I don’t know what it is about acts from the Southern hemisphere of our miserable planet but they seem to have that bit more of a rabid edge over their contemporaries in the North at times. Out of the handful of acts in metal with the moniker Descent, this Australian bunch are probably the most pernicious and pulverising band I’ve heard in a while as their caustic sophomore so ably demonstrates. Their debut effort ‘Towers Of Grandiosity’ was in itself a maelstrom of tornado riffing and blazing hostility but it pales against the outright malevolence of ‘Order Of Chaos’. Indeed, the album title foreshadows the unmitigated assault this sub 30-minute album delivers, which blasts into life with ‘Tempest’. After the corrosive fade-in it leads into the bombarding drum work and virulent vocal style which has one of the most barbaric tones you’ll ever hear. Chain sawing guitar sits astride the unerring velocity yet never without that sense of melody which infects this album throughout. With short tracks on offer there is urgency and impetus, each tune listens like a mission statement of purulent intent as ‘Dragged’ follows and continues the malicious affront.

Being slightly more atmospheric allows the speed of ‘Dragged’ to be reined in momentarily, but not for long as the blasted sorties have a clinical savagery, each hit feeling like a nail gun aimed at your rotting skull. Like I said the inherent melody is there if you pay attention and listen to its nuances that come through the various hooks and slower phases. ‘Resolve’ has a monstrous riff to start it, it has that massive sense of maligned drama, and as the track gets into gear it unveils a more tuneful approach courtesy of the eerie hook that’s embedded. The intensity of the album makes you sweat buckets, its unfazed drive hurtles the album along without remorse as I particularly enjoyed ‘Fester’. The track has old school Swedeath oozing from its riffs, but blended to this band’s unique corrosive delivery, that wallows in miasmic density with periodic blast sequences. But when the song plunges into filth riddled double bass work that it really catches your ear, its weaving catchiness draws you in, especially when the tune further deviates into atmospheric posturing that works extremely well, creating a creepy aura.

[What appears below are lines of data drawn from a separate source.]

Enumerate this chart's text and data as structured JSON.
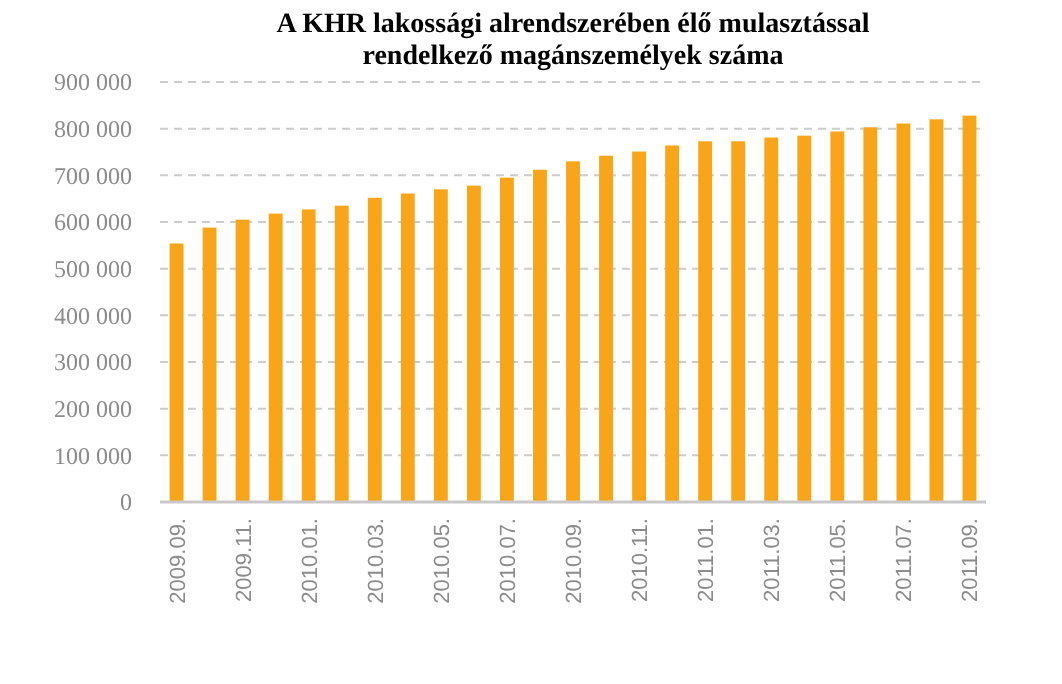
{
  "chart_data": {
    "type": "bar",
    "title": "A KHR lakossági alrendszerében élő mulasztással rendelkező magánszemélyek száma",
    "categories": [
      "2009.09.",
      null,
      "2009.11.",
      null,
      "2010.01.",
      null,
      "2010.03.",
      null,
      "2010.05.",
      null,
      "2010.07.",
      null,
      "2010.09.",
      null,
      "2010.11.",
      null,
      "2011.01.",
      null,
      "2011.03.",
      null,
      "2011.05.",
      null,
      "2011.07.",
      null,
      "2011.09."
    ],
    "values": [
      554000,
      588000,
      605000,
      618000,
      627000,
      635000,
      652000,
      661000,
      670000,
      678000,
      695000,
      712000,
      730000,
      742000,
      751000,
      764000,
      773000,
      773000,
      781000,
      785000,
      794000,
      803000,
      811000,
      820000,
      828000
    ],
    "color": "#f9a51a",
    "ylim": [
      0,
      900000
    ],
    "yticks": [
      {
        "value": 0,
        "label": "0"
      },
      {
        "value": 100000,
        "label": "100 000"
      },
      {
        "value": 200000,
        "label": "200 000"
      },
      {
        "value": 300000,
        "label": "300 000"
      },
      {
        "value": 400000,
        "label": "400 000"
      },
      {
        "value": 500000,
        "label": "500 000"
      },
      {
        "value": 600000,
        "label": "600 000"
      },
      {
        "value": 700000,
        "label": "700 000"
      },
      {
        "value": 800000,
        "label": "800 000"
      },
      {
        "value": 900000,
        "label": "900 000"
      }
    ],
    "grid": "y"
  }
}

‘Filth’ has one of those riffs you think you’ve heard countless times previously but you know it’s just how its structured as the riff has a pummelling ethos linked to the cranium caving drum work which I especially like on this album as it reminded me of Entombed’s ‘Clandestine’ album to some degree. What is certain is that sound and production afforded are beastly, every facet of the instrumentation grabs your attention as the shorter ferocious ‘Safe’ is the penultimate tune. It has hints of early Malevolent Creation but feathered by a blackened toning to the riffing and piercing guitar hook that is subtly ingrained intermittently, leaving the album to close with the slightly longer ‘Despotic’.

The closer has one of those eerie guitar melodies that hypnotises, its loosely faded mix builds into the song’s enshrouding opacity right before the expected detonation which dutifully arrives and tears at your flesh with reckless abandon. There are Dismember touches here, but it is the enraging speed coupled to the wrathful vocals that send this track ravenously into unmatched violence. The cool bass riff break has a crust touch to it, as the pace is dropped substantially to unveil a far more expansive and atmospheric approach, even slightly experimental before it escalates again. The lack of speed on this section makes you think the song is going for a slow calming fade-out, but not with Descent as the song reasserts its intent with the velocity but also the way it parasitically worms into your head and does not let go.

An insanely effective second album from Descent and even at this early juncture of 2022 this has set the bar very high for other death metal releases that I suspect will fail to match never mind surpass. Essential stuff from Australia’s Descent.